Zehrt solche Unsicherheit nicht an der Psyche?

Wandschneider Und wie. Das bleibt alles nicht in den Klamotten stecken, schließlich sind wir im Ausnahmezustand. Aber das sind wir eigentlich schon lange – was hier in den letzten anderthalb Jahren passiert ist, ist schon eine ziemliche psychische Belastung.

Könnten Sie sich angesichts dieser Umstände vorstellen, als Trainer in Dormagen weiter zu machen, wenn es denn einen Neuanfang in der Zweiten Liga geben sollte?

Wandschneider Es ist viel zu früh, dazu eine Aussage zu treffen. Ausschließen möchte ich es nicht. Aber das hängt auch davon ab, ob ich interessante andere Angebote bekomme.
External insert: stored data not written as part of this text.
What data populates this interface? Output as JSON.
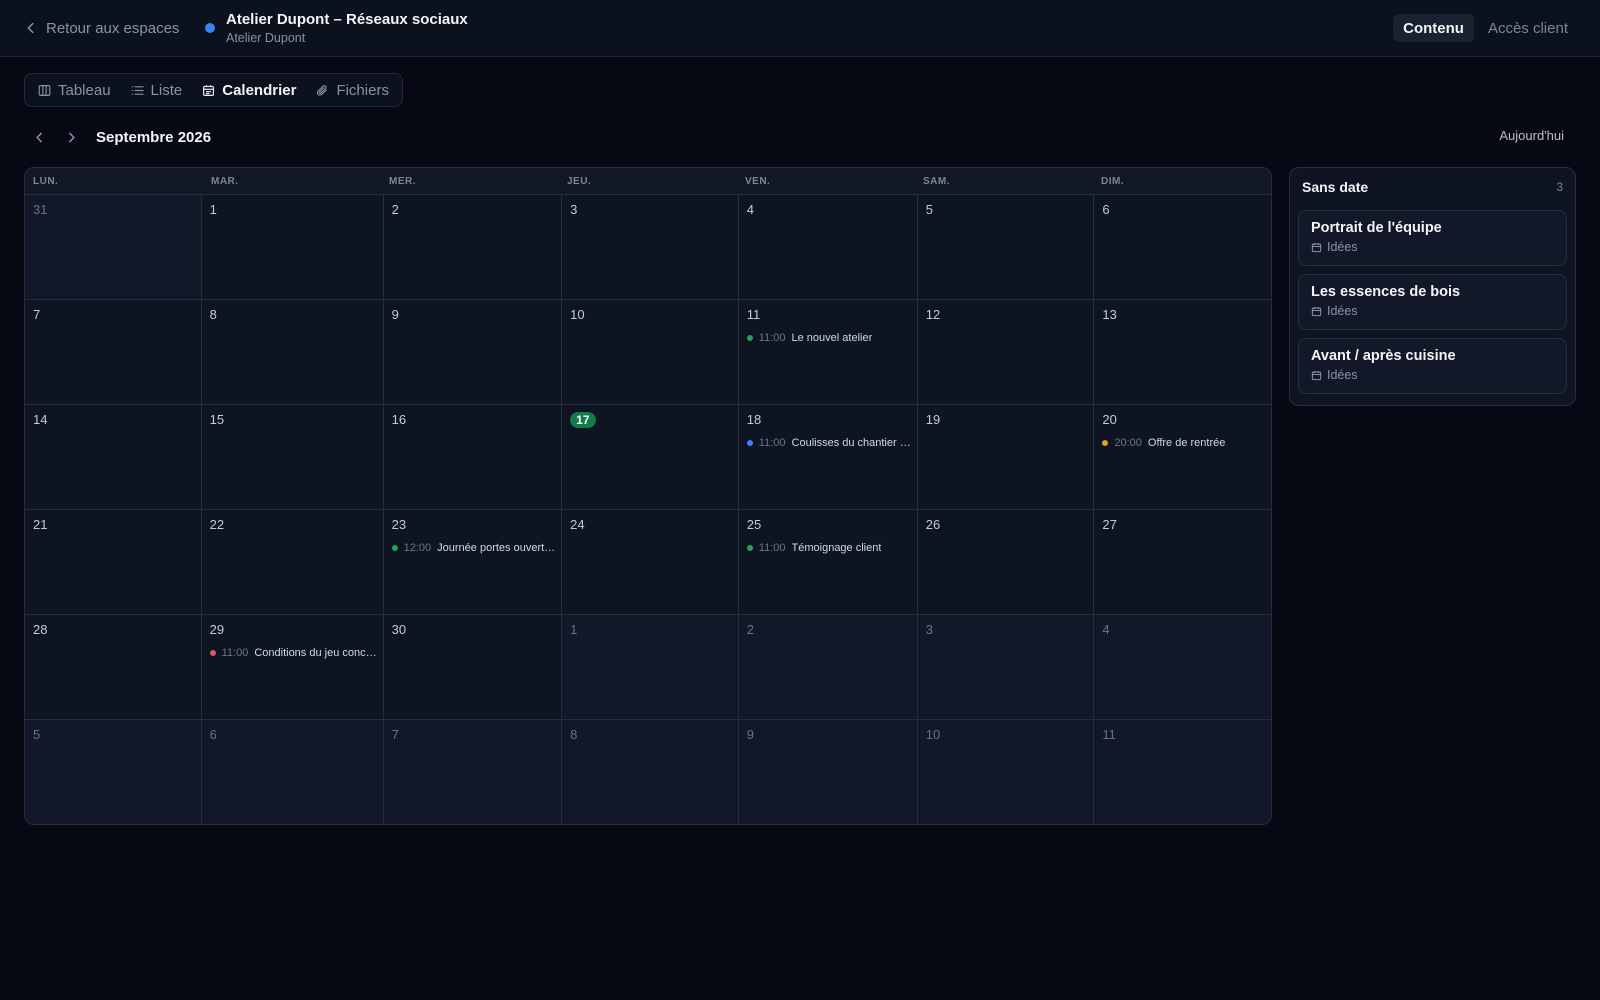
{
  "header": {
    "back_label": "Retour aux espaces",
    "space_title": "Atelier Dupont – Réseaux sociaux",
    "space_subtitle": "Atelier Dupont",
    "space_color": "#3b82f6",
    "tabs": [
      {
        "label": "Contenu",
        "active": true
      },
      {
        "label": "Accès client",
        "active": false
      }
    ]
  },
  "views": [
    {
      "label": "Tableau",
      "icon": "columns-icon",
      "active": false
    },
    {
      "label": "Liste",
      "icon": "list-icon",
      "active": false
    },
    {
      "label": "Calendrier",
      "icon": "calendar-icon",
      "active": true
    },
    {
      "label": "Fichiers",
      "icon": "paperclip-icon",
      "active": false
    }
  ],
  "calendar": {
    "month_label": "Septembre 2026",
    "today_label": "Aujourd'hui",
    "weekdays": [
      "LUN.",
      "MAR.",
      "MER.",
      "JEU.",
      "VEN.",
      "SAM.",
      "DIM."
    ],
    "days": [
      {
        "n": "31",
        "muted": true
      },
      {
        "n": "1"
      },
      {
        "n": "2"
      },
      {
        "n": "3"
      },
      {
        "n": "4"
      },
      {
        "n": "5"
      },
      {
        "n": "6"
      },
      {
        "n": "7"
      },
      {
        "n": "8"
      },
      {
        "n": "9"
      },
      {
        "n": "10"
      },
      {
        "n": "11",
        "events": [
          {
            "time": "11:00",
            "title": "Le nouvel atelier",
            "color": "#22a35a"
          }
        ]
      },
      {
        "n": "12"
      },
      {
        "n": "13"
      },
      {
        "n": "14"
      },
      {
        "n": "15"
      },
      {
        "n": "16"
      },
      {
        "n": "17",
        "today": true
      },
      {
        "n": "18",
        "events": [
          {
            "time": "11:00",
            "title": "Coulisses du chantier …",
            "color": "#3b82f6"
          }
        ]
      },
      {
        "n": "19"
      },
      {
        "n": "20",
        "events": [
          {
            "time": "20:00",
            "title": "Offre de rentrée",
            "color": "#e0a020"
          }
        ]
      },
      {
        "n": "21"
      },
      {
        "n": "22"
      },
      {
        "n": "23",
        "events": [
          {
            "time": "12:00",
            "title": "Journée portes ouvert…",
            "color": "#22a35a"
          }
        ]
      },
      {
        "n": "24"
      },
      {
        "n": "25",
        "events": [
          {
            "time": "11:00",
            "title": "Témoignage client",
            "color": "#22a35a"
          }
        ]
      },
      {
        "n": "26"
      },
      {
        "n": "27"
      },
      {
        "n": "28"
      },
      {
        "n": "29",
        "events": [
          {
            "time": "11:00",
            "title": "Conditions du jeu conc…",
            "color": "#e05a5a"
          }
        ]
      },
      {
        "n": "30"
      },
      {
        "n": "1",
        "muted": true
      },
      {
        "n": "2",
        "muted": true
      },
      {
        "n": "3",
        "muted": true
      },
      {
        "n": "4",
        "muted": true
      },
      {
        "n": "5",
        "muted": true
      },
      {
        "n": "6",
        "muted": true
      },
      {
        "n": "7",
        "muted": true
      },
      {
        "n": "8",
        "muted": true
      },
      {
        "n": "9",
        "muted": true
      },
      {
        "n": "10",
        "muted": true
      },
      {
        "n": "11",
        "muted": true
      }
    ]
  },
  "undated": {
    "title": "Sans date",
    "count": "3",
    "items": [
      {
        "title": "Portrait de l'équipe",
        "status": "Idées"
      },
      {
        "title": "Les essences de bois",
        "status": "Idées"
      },
      {
        "title": "Avant / après cuisine",
        "status": "Idées"
      }
    ]
  }
}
Und es hängt auch davon ab, welche Perspektiven es in einem solchen Fall gibt. Ich denke, dass die Spieler, die jetzt nicht weggehen, dies spätestens am Saisonende tun werden. Und wer soll dann in der Zweiten Liga auflaufen? Aber wie gesagt, noch ist es zu früh, darüber zu spekulieren.
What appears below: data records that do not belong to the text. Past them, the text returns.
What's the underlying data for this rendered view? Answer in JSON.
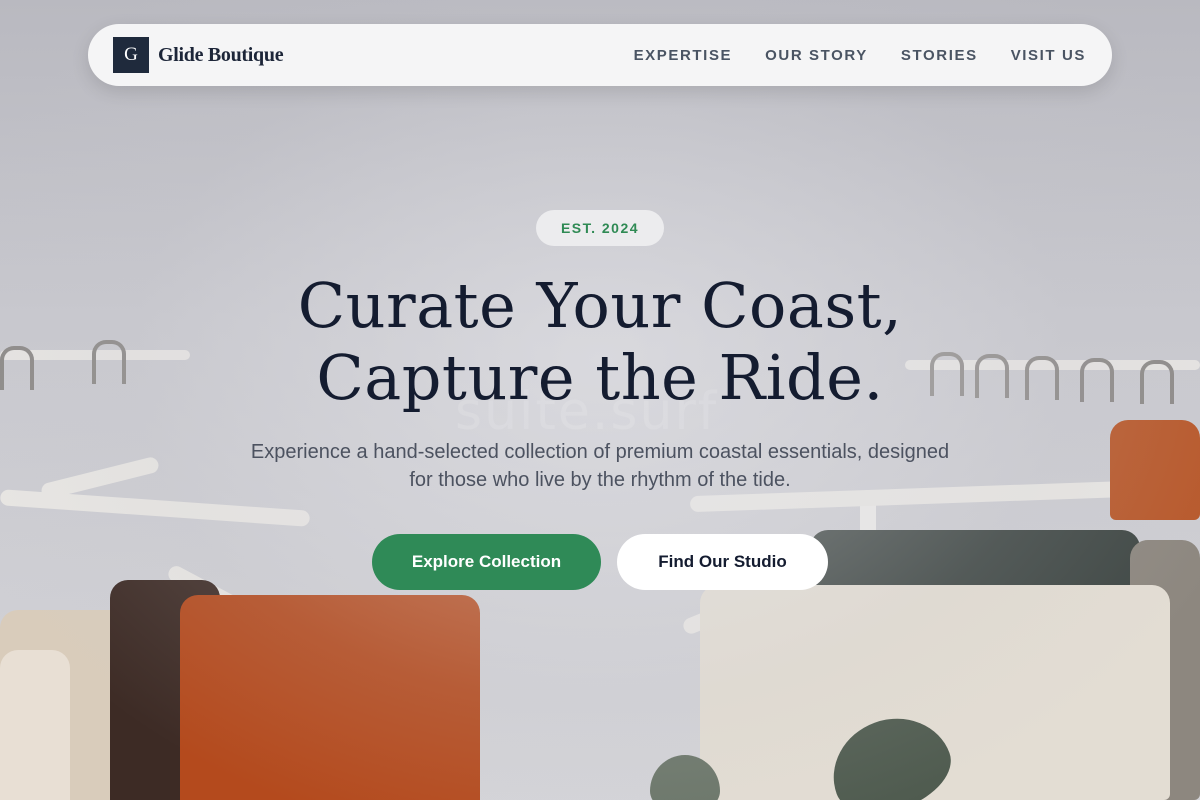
{
  "brand": {
    "logo_letter": "G",
    "name": "Glide Boutique"
  },
  "nav": {
    "items": [
      {
        "label": "EXPERTISE"
      },
      {
        "label": "OUR STORY"
      },
      {
        "label": "STORIES"
      },
      {
        "label": "VISIT US"
      }
    ]
  },
  "hero": {
    "badge": "EST. 2024",
    "headline_line1": "Curate Your Coast,",
    "headline_line2": "Capture the Ride.",
    "subtext": "Experience a hand-selected collection of premium coastal essentials, designed for those who live by the rhythm of the tide.",
    "primary_button": "Explore Collection",
    "secondary_button": "Find Our Studio",
    "background_sign": "suite.surf"
  },
  "colors": {
    "accent_green": "#2f8a57",
    "navy": "#141c30",
    "logo_bg": "#1f2a3c"
  }
}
Ihre Mannschaft hat für ihren Auftritt am Mittwoch hohes Lob erhalten. So schrieb etwa der "Tagesspiegel" von einer "unglaublichen Moral in einer fast aussichtslosen Situation". Glauben Sie, dass Ihre Schützlinge so etwas morgen noch einmal abrufen können?

Wandschneider Das ist schwer zu sagen. Es fehlen ja einige, darunter Becki Sveinsson, der gegen Berlin einer unserer Besten war. Und ein Heimspiel ist auch eine andere Situation. Aber ich hoffe, dass uns das noch einmal gelingt.

Volker Koch führte das Gespräch.

(NGZ)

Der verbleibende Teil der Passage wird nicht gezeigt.